Klein is known for saying that the job of the left is to "move the center." I asked if that's what she and McKibben are up to with "Do the Math" and the divestment campaign.
"Oh, yeah," she said. "And when I said 'Move the center,' you know what I was always saying is, let's nationalize the oil companies."
She laughed, and so did I, and I reminded her that she's also been known to say that "moving the center" can require "saying some crazy shit."
"When I say that," Klein replied, "I mean stuff that sounds crazy to other people. But it doesn't sound crazy to me. I think we will get to a point where saying we should nationalize the oil companies won't sound crazy. Because the bills are just going to add up."
"You know what's crazy," she said, "is letting the corporations who've left us with the most expensive mess in history just keep all the money they've made for themselves," instead of paying to clean up the mess, and helping fix it. "No. That's insane," she said.
"This economic model is failing us spectacularly, on multiple levels," she added, "but we're still acting as if our goal is to save it," rather than transform it into something that won't destroy us.
Indeed, I suggested, that appears to be the case even among progressives who still prioritize economic growth at the expense of the climate.
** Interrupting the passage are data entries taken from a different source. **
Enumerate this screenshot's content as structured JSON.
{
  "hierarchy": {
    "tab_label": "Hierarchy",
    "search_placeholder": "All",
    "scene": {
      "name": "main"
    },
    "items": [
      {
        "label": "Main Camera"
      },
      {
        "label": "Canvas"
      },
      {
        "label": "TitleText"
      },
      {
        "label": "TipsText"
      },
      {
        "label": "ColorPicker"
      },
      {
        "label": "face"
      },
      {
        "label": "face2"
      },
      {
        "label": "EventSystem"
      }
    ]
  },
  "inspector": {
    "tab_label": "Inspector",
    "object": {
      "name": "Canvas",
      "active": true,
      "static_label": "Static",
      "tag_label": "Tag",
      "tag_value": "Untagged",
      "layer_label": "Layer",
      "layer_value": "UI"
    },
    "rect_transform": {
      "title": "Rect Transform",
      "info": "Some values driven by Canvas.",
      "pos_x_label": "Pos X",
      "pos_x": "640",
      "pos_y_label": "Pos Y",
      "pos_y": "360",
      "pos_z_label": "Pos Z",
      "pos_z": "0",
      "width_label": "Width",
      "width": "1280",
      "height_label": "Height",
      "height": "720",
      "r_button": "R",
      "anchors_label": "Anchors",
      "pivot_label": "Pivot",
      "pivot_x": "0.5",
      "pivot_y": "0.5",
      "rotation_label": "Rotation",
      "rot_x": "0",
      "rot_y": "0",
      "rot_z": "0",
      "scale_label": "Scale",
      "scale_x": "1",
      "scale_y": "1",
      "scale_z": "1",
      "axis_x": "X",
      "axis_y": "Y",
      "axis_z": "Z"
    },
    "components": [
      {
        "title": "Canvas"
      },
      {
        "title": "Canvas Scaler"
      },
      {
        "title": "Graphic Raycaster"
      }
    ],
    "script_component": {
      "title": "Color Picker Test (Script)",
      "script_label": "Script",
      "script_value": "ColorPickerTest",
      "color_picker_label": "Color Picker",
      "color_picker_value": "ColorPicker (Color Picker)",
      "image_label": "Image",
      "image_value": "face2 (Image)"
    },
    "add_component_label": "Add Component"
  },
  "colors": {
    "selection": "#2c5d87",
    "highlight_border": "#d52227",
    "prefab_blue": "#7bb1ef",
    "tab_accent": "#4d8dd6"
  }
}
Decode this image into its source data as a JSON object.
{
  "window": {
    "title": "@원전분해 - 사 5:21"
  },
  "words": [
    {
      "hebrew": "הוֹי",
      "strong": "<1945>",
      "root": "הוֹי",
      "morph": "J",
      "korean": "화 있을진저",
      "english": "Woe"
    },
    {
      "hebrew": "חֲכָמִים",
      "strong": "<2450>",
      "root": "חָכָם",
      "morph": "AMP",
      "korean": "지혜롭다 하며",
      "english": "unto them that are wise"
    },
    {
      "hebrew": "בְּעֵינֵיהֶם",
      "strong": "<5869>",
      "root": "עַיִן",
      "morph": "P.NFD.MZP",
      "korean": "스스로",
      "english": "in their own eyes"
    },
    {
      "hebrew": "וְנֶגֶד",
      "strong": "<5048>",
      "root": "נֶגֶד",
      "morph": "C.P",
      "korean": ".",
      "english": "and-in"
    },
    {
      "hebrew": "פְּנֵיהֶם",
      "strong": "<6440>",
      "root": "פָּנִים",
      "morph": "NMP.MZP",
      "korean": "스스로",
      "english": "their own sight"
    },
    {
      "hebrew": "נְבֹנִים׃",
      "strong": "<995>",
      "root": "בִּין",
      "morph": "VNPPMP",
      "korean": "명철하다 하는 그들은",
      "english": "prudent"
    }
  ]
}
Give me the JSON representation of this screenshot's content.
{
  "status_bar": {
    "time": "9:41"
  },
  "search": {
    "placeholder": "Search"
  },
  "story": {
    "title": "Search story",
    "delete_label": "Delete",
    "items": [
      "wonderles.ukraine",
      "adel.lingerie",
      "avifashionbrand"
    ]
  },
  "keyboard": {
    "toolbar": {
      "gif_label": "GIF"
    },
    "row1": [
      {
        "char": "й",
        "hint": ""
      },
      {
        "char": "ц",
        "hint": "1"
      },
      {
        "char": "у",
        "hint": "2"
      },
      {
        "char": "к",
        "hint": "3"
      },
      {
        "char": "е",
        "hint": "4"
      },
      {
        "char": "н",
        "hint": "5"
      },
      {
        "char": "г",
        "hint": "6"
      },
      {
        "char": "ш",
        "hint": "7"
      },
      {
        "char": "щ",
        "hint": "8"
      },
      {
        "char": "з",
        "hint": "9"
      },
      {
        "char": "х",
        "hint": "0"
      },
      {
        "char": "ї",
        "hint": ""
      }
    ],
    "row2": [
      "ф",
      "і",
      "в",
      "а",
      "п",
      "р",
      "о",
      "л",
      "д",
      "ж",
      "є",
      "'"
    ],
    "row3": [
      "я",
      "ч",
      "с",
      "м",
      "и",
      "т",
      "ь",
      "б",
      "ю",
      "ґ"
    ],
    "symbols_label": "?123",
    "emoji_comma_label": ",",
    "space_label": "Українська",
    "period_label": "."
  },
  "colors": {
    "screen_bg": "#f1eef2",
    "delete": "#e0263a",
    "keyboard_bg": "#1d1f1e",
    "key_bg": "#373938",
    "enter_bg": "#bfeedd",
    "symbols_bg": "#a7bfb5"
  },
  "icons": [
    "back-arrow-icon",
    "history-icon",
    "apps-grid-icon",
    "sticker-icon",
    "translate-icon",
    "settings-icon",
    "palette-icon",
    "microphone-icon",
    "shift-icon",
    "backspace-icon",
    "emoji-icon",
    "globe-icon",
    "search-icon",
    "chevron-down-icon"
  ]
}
"The levels of denial are so complicated," she said. "We are all in denial. All of us. People are holding back a tremendous amount of anxiety. You don't let yourself care about something that you have no idea how to fix. Because it's just too terrifying. And it would derail your whole life, as Yotam was saying.
"That's why there has to be a narrative, a plan, for how we integrate so much of what we're already doing into a common project. Because so long as people feel like nothing that they know now applies, then they will work really hard to keep this information at bay.
"This is our meta-issue. We've all gotta get inside it. Because this is our home. We are already inside it, like it or not, and it's inside us. So the idea that we can somehow divorce from it is a fantasy that we have to let go of."
I asked about her decision to have a baby, in spite of everything she knows.
She got quiet. "For a long time," she told me, "I just couldn't see a future for a child that wasn't some, like, Mad Max climate-warrior thing."
Somehow, though, her engagement in the climate movement seems to have changed that. Another future seemed possible. She and Lewis decided to have a child, but struggled with infertility. Then, having given up, surprise: along came Toma.
If anything, the experience has made Klein all the more a fighter. She now believes that denying her desire to have a child, because of the mess being made by those willing to destroy the planet for profit, would be a form of surrender.
"I guess what I want to say is, I don't want to give them that power," she told me. "I'd rather fight like hell than give these evil motherfuckers the power to extinguish the desire to create life."